Tempo estimado de leitura: 14 minutos
Então, começam oficialmente os capítulos da terceira temporada.
Caso vocês não tenham visto, tem uma recapitulação das duas primeiras temporadas no site.
Vocês sabem que eu adoro ouvir o que os leitores estão achando — pedaços que foram tocantes, divertidos, teorias, ships, questionamentos, etc. Vocês podem escrever seus comentários e reações respondendo o e-mail, ou postando numa rede social de sua escolha com a hashtag #TécnicasSanguíneas. Eu sou mais ativa no Bluesky, mas vou me esforçar pra ver o que está acontecendo no Instagram também.
E agora, sem mais delongas, o capítulo.

Aviso de conteúdo: esta é uma história de vampiros.
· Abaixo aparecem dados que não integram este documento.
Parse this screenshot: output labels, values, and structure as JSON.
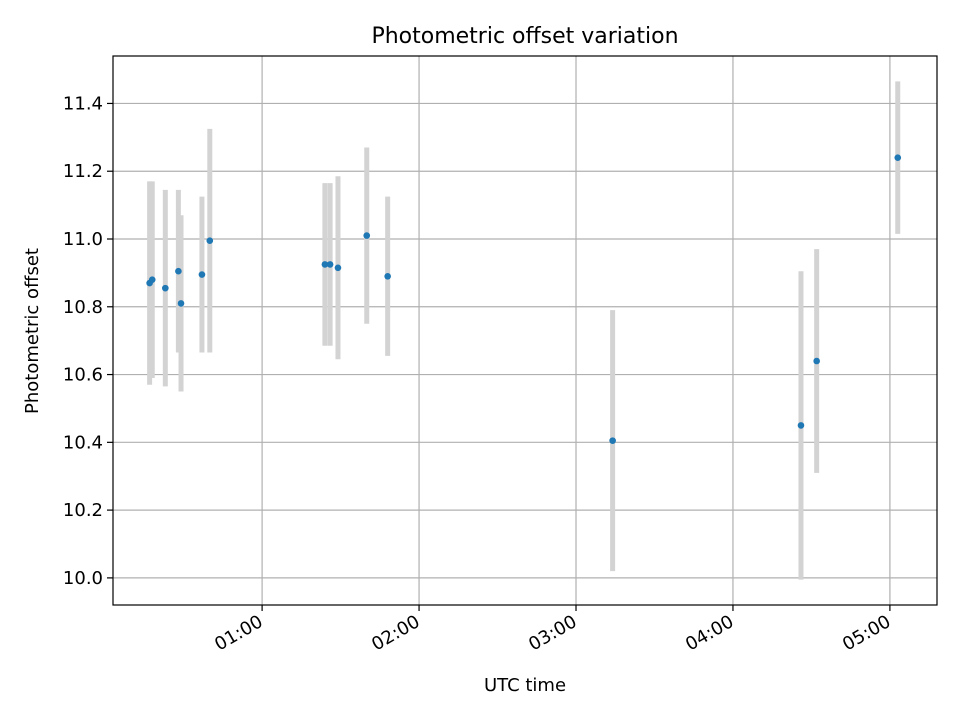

Sangue e gente escrota manipuladrora são esperados. Para conseguir o que querem, vampiros vão recorrer a técnicas de coerção e manipulação variando desde gaslighting, ameaças, e violência física e psicológica. Podem ocorrer também menções ou alusões a abuso sexual.
Capítulo 33
No qual, depois de três anos e meio, Daisuke finalmente assiste um filme.
Daisuke inspirou, e considerou isso uma péssima decisão.
O ar estava pesado, não num lance espiritual, mas num lance bastante realista de espaço que não era arejado há meses. O porão da delegacia, adaptado para se tornar sua cela, tinha uma janela minúscula, pintada de preto para seu conforto, e mantida fechada para o conforto dos caçadores. Que ideia assustadora, o perigoso vampiro Daisuke amassando as orelhas para conseguir colocar a cabeça pra fora, com o risco de não conseguir colocá-la de volta pra dentro. Praticamente um convite para sua fuga ousada… não fosse o fato que ele havia se entregado voluntariamente, e não tinha para onde ir.
Sabia que Akihito nunca aprovara que Haruka tivesse um segunda-classe, então agora que ela havia aparentemente se cansado de Daisuke, era a oportunidade perfeita para se livrar dele. Os territórios de Akihito e seus aliados não eram mais seguros, Wilson era um psicopata, e não tinha mais moeda de troca com Constantino. Sua única opção era a área neutra, onde em vez de lidar com cada um deles individualmente teria que lidar com todos.
A delegacia lhe parecera a escolha mais lógica… quantos meses atrás? Perdera a conta. Agora quando adormecia era por dias ou semanas de uma vez, seu corpo tentando preservar as forças. O que sentia ao acordar era uma espécie de insônia maníaca, como se toda a energia que juntara ao longo dos meses estivesse sendo usada de uma vez num último esforço para caçar, antes que ficasse ainda mais debilitado pela falta de alimento. O pobre corpo vampiro agia por instinto, ignorando que Daisuke não podia beber sangue humano.
Às vezes, depois de uma visita de Charlotte ou Salado, Daisuke ficava sentindo o perfume suave do sangue desaparecer aos poucos. Charlotte sempre cheirava a medo, e isso colocava seus sentidos predadores em alerta. Salado, abençoado Salado, o tratava com quase normalidade, mais agoniado pela aparência abatida de Daisuke do que por suas presas. Apesar de fraquinho, o cheiro do cientista estava misturado com o ar estagnado da cela. Ele fora sua última visita, então.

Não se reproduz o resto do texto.